I haven’t really worn a watch since high school. For many years I’ve gone without a timepiece on my wrist because I’ve had bad luck with them; either they’ve been destroyed in the washing machine or they’ve died for lack of a battery. This detritus of watches eventually meets the rubbish bin or becomes part of my seasonal donation to the local thrift shop.
It wasn’t until September that I needed to buy one. This was due more to occupational reasons than to mere necessity. I bought it at the mall, and I wear it only when required. It is not an accessory that I use every day, but it is one that has given me a lot of thought about the nature of time.
Mostly, I’ve thought about how time is perceived. Its perception fascinates me for the simple reason that it seems to be all in our mind. If we created the idea of time, if we have perceived its hours, seconds, and minutes then we have created its inflexibility. In short, we have defined its function and by extension have defined its limits.
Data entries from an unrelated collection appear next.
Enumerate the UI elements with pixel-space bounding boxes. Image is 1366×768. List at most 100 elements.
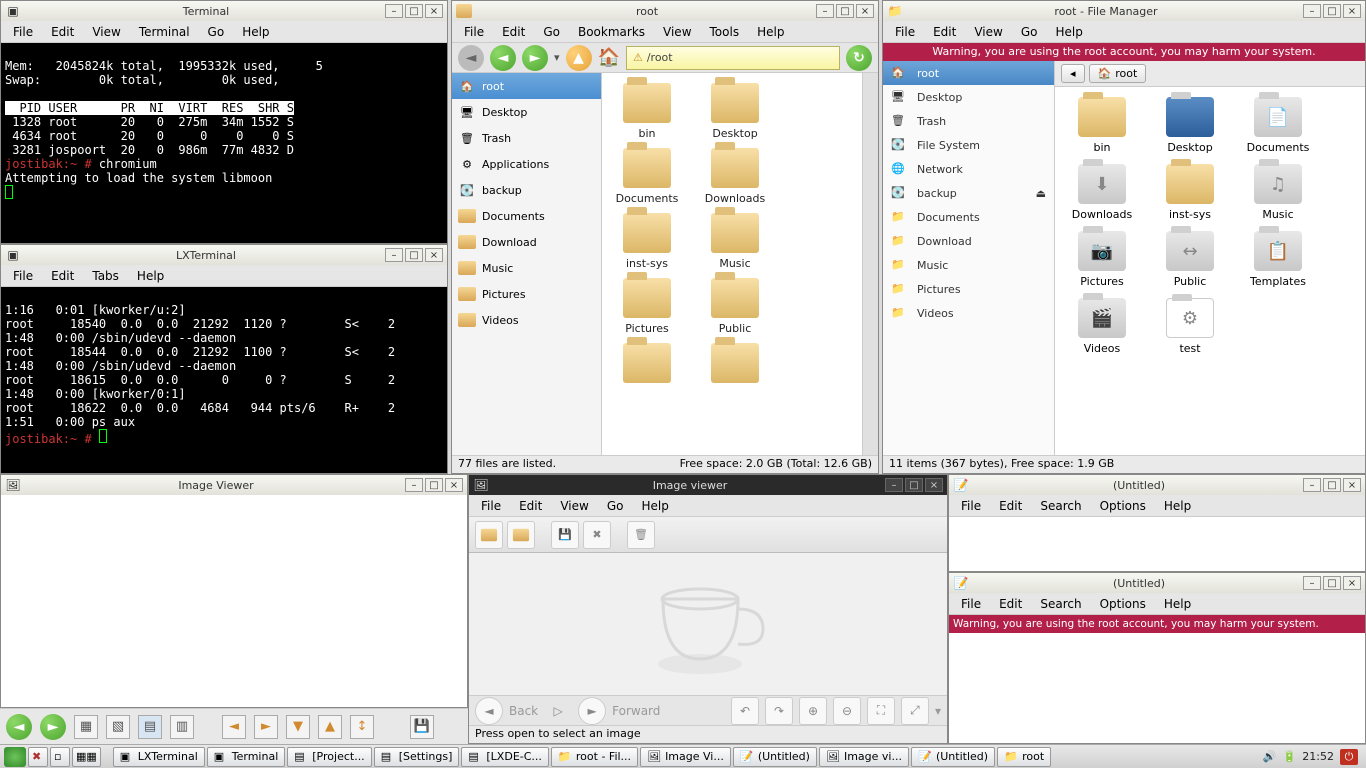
close-button[interactable]: × bbox=[425, 248, 443, 262]
folder-public[interactable]: Public bbox=[700, 278, 770, 335]
item-inst-sys[interactable]: inst-sys bbox=[1153, 164, 1227, 221]
item-bin[interactable]: bin bbox=[1065, 97, 1139, 154]
tray-icon[interactable]: 🔊 bbox=[1263, 750, 1277, 763]
icon-view[interactable]: binDesktop📄Documents⬇Downloadsinst-sys♫M… bbox=[1055, 87, 1365, 455]
menu-edit[interactable]: Edit bbox=[511, 497, 550, 515]
terminal-output[interactable]: 1:16 0:01 [kworker/u:2] root 18540 0.0 0… bbox=[1, 287, 447, 473]
item-documents[interactable]: 📄Documents bbox=[1241, 97, 1315, 154]
menu-file[interactable]: File bbox=[473, 497, 509, 515]
titlebar[interactable]: ▣ LXTerminal – □ × bbox=[1, 245, 447, 265]
menu-options[interactable]: Options bbox=[1092, 595, 1154, 613]
zoom-in-button[interactable]: ⊕ bbox=[799, 697, 827, 725]
sidebar-item-applications[interactable]: ⚙Applications bbox=[452, 151, 601, 177]
go-button[interactable]: ↻ bbox=[846, 45, 872, 71]
eject-icon[interactable]: ⏏ bbox=[1036, 187, 1046, 200]
folder-downloads[interactable]: Downloads bbox=[700, 148, 770, 205]
maximize-button[interactable]: □ bbox=[405, 4, 423, 18]
menu-view[interactable]: View bbox=[966, 23, 1010, 41]
icon-view[interactable]: binDesktopDocumentsDownloadsinst-sysMusi… bbox=[602, 73, 862, 455]
maximize-button[interactable]: □ bbox=[1323, 478, 1341, 492]
editor-textarea[interactable] bbox=[949, 517, 1365, 571]
menu-terminal[interactable]: Terminal bbox=[131, 23, 198, 41]
tool-button[interactable]: ▦ bbox=[74, 715, 98, 739]
minimize-button[interactable]: – bbox=[1303, 4, 1321, 18]
up-button[interactable]: ▲ bbox=[566, 45, 592, 71]
maximize-button[interactable]: □ bbox=[1323, 576, 1341, 590]
menu-help[interactable]: Help bbox=[749, 23, 792, 41]
menu-file[interactable]: File bbox=[5, 23, 41, 41]
item-public[interactable]: ↔Public bbox=[1153, 231, 1227, 288]
menu-bookmarks[interactable]: Bookmarks bbox=[570, 23, 653, 41]
maximize-button[interactable]: □ bbox=[836, 4, 854, 18]
taskbar-item[interactable]: 📝(Untitled) bbox=[733, 747, 817, 767]
menu-go[interactable]: Go bbox=[535, 23, 568, 41]
menu-help[interactable]: Help bbox=[633, 497, 676, 515]
menu-go[interactable]: Go bbox=[599, 497, 632, 515]
minimize-button[interactable]: – bbox=[885, 478, 903, 492]
sidebar-item-videos[interactable]: Videos bbox=[452, 307, 601, 333]
item-downloads[interactable]: ⬇Downloads bbox=[1065, 164, 1139, 221]
rotate-left-button[interactable]: ↶ bbox=[731, 697, 759, 725]
editor-textarea[interactable] bbox=[949, 633, 1365, 743]
arrow-right-icon[interactable]: ► bbox=[254, 715, 278, 739]
folder-music[interactable]: Music bbox=[700, 213, 770, 270]
sidebar-item-documents[interactable]: Documents bbox=[452, 203, 601, 229]
play-button[interactable]: ▷ bbox=[544, 697, 572, 725]
sidebar-item-pictures[interactable]: Pictures bbox=[452, 281, 601, 307]
save-icon[interactable]: 💾 bbox=[410, 715, 434, 739]
item-test[interactable]: ⚙test bbox=[1153, 298, 1227, 355]
menu-edit[interactable]: Edit bbox=[991, 595, 1030, 613]
maximize-button[interactable]: □ bbox=[1323, 4, 1341, 18]
sidebar-item-pictures[interactable]: 📁Pictures bbox=[883, 277, 1054, 301]
titlebar[interactable]: 📁 root - File Manager – □ × bbox=[883, 1, 1365, 21]
sidebar-item-trash[interactable]: 🗑Trash bbox=[883, 109, 1054, 133]
zoom-out-button[interactable]: ⊖ bbox=[833, 697, 861, 725]
arrow-updown-icon[interactable]: ↕ bbox=[350, 715, 374, 739]
arrow-up-icon[interactable]: ▲ bbox=[318, 715, 342, 739]
folder-inst-sys[interactable]: inst-sys bbox=[612, 213, 682, 270]
taskbar-item[interactable]: 🖼Image vi... bbox=[819, 747, 909, 767]
item-templates[interactable]: 📋Templates bbox=[1241, 231, 1315, 288]
sidebar-item-network[interactable]: 🌐Network bbox=[883, 157, 1054, 181]
save-button[interactable]: 💾 bbox=[551, 521, 579, 549]
titlebar[interactable]: 🖼 Image viewer – □ × bbox=[469, 475, 947, 495]
minimize-button[interactable]: – bbox=[385, 4, 403, 18]
sidebar-item-desktop[interactable]: 🖥Desktop bbox=[452, 99, 601, 125]
sidebar-item-backup[interactable]: 💽backup bbox=[452, 177, 601, 203]
tool-button[interactable]: ▤ bbox=[138, 715, 162, 739]
home-icon[interactable]: 🏠 bbox=[598, 47, 620, 68]
minimize-button[interactable]: – bbox=[1303, 478, 1321, 492]
close-button[interactable]: × bbox=[1343, 4, 1361, 18]
back-button[interactable]: ◄ bbox=[475, 697, 503, 725]
close-file-button[interactable]: ✖ bbox=[583, 521, 611, 549]
folder-bin[interactable]: bin bbox=[612, 83, 682, 140]
scrollbar[interactable] bbox=[862, 73, 878, 455]
menu-go[interactable]: Go bbox=[1013, 23, 1046, 41]
close-button[interactable]: × bbox=[1343, 478, 1361, 492]
arrow-left-icon[interactable]: ◄ bbox=[222, 715, 246, 739]
breadcrumb-root[interactable]: 🏠 root bbox=[1089, 64, 1147, 83]
rotate-right-button[interactable]: ↷ bbox=[765, 697, 793, 725]
folder-documents[interactable]: Documents bbox=[612, 148, 682, 205]
sidebar-item-file-system[interactable]: 💽File System bbox=[883, 133, 1054, 157]
path-input[interactable]: ⚠ /root bbox=[626, 46, 840, 70]
open-button[interactable] bbox=[475, 521, 503, 549]
taskbar-item[interactable]: ▤[Project... bbox=[287, 747, 371, 767]
menu-edit[interactable]: Edit bbox=[494, 23, 533, 41]
back-button[interactable]: ◄ bbox=[458, 45, 484, 71]
delete-button[interactable]: 🗑 bbox=[627, 521, 655, 549]
start-button[interactable] bbox=[4, 747, 26, 767]
item-videos[interactable]: 🎬Videos bbox=[1065, 298, 1139, 355]
close-button[interactable]: × bbox=[1343, 576, 1361, 590]
folder-item[interactable] bbox=[612, 343, 682, 387]
menu-help[interactable]: Help bbox=[234, 23, 277, 41]
workspace-switcher[interactable]: ▦▦ bbox=[72, 747, 101, 767]
menu-edit[interactable]: Edit bbox=[925, 23, 964, 41]
tool-button[interactable]: ▧ bbox=[106, 715, 130, 739]
sidebar-item-download[interactable]: 📁Download bbox=[883, 229, 1054, 253]
sidebar-item-download[interactable]: Download bbox=[452, 229, 601, 255]
close-button[interactable]: × bbox=[856, 4, 874, 18]
menu-tools[interactable]: Tools bbox=[702, 23, 748, 41]
sidebar-item-desktop[interactable]: 🖥Desktop bbox=[883, 85, 1054, 109]
menu-view[interactable]: View bbox=[552, 497, 596, 515]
I think it’s more flexible than we realize.
This sounds strange, but take the happiest memory in your life. If you sit in a quiet room, close your eyes and envision yourself in this happy moment, you would surely remember its details. This recollection can evoke biological responses identical to the moment. Science has already proven this link to your biology. Your mind isn’t encumbered to the hour or, it seems, is your body. It can relive moments that have affected you emotionally without a time machine. Time is flexible in this way.
It is not enough to simply believe that time is a corporeal construct. It seems the individual must make an effort to understand its illusive qualities; one of them being its hold on our perceptions.
We may not be able to perceive every detail of the past, present, or future, but we can experience them through a state of mind unrelated to the hour and minute hand. We can revisit the happiest, or worst, of times. We can dream of the future and grander realities. The mind is able without the need for the hour, or the minute, or the cogs and gears that have wrapped our wrists for a hundred years.